# Odd problem with Superhold II transfers from Howard



## wormil (Jan 7, 2008)

Some weeks ago I ordered two color transfers from Howard. I got them about two weeks before I needed them. Got a call from Mr. Howard asking me how I liked them, told me to call back after I used them.

Well I ended up having problems with the transfers. I did call Howard back and there wasn't anyone available to speak to me so I left a message. No one called me back. In the interim I'm pretty sure I've lost the customer and so I haven't called them again.
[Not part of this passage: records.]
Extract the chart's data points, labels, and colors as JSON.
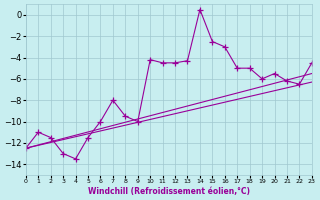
{
  "xlabel": "Windchill (Refroidissement éolien,°C)",
  "bg_color": "#c8eef0",
  "grid_color": "#a0c8d0",
  "line_color": "#990099",
  "xlim": [
    0,
    23
  ],
  "ylim": [
    -15,
    1
  ],
  "yticks": [
    0,
    -2,
    -4,
    -6,
    -8,
    -10,
    -12,
    -14
  ],
  "xticks": [
    0,
    1,
    2,
    3,
    4,
    5,
    6,
    7,
    8,
    9,
    10,
    11,
    12,
    13,
    14,
    15,
    16,
    17,
    18,
    19,
    20,
    21,
    22,
    23
  ],
  "series1_x": [
    0,
    1,
    2,
    3,
    4,
    5,
    6,
    7,
    8,
    9,
    10,
    11,
    12,
    13,
    14,
    15,
    16,
    17,
    18,
    19,
    20,
    21,
    22,
    23
  ],
  "series1_y": [
    -12.5,
    -11.0,
    -11.5,
    -13.0,
    -13.5,
    -11.5,
    -10.0,
    -8.0,
    -9.5,
    -10.0,
    -4.2,
    -4.5,
    -4.5,
    -4.3,
    0.5,
    -2.5,
    -3.0,
    -5.0,
    -5.0,
    -6.0,
    -5.5,
    -6.2,
    -6.5,
    -4.5
  ],
  "series2_x": [
    0,
    23
  ],
  "series2_y": [
    -12.5,
    -5.5
  ],
  "series3_x": [
    0,
    23
  ],
  "series3_y": [
    -12.5,
    -6.3
  ]
}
The problem occurred after the transfers were pressed... I had to peel them exactly four seconds (figured out through trial and error) after removing them from the press. One second early and only half the black ink would stick, one second too late and the black ink would pull off the shirt. Peel it at four seconds and it was perfect. Frankly this was a major pain in the butt. I did try to experiment a bit with time, temp and pressure but increasing any of those made the problems worse. The white ink was fine no matter what. Anyone else had a problem like that? I'm guessing the black ink which would have been printed first was overcured.


----------



## Teamwear (Mar 12, 2007)

That is what it sounds like. 

We used Howard for a while until we bought screen equipment. Not bad for what they do. We went to them because they were a little less than Transfer express-but now if we use a transfer we spend the money for Transfer Express. We have never really had any problems with the goof proof formula.


----------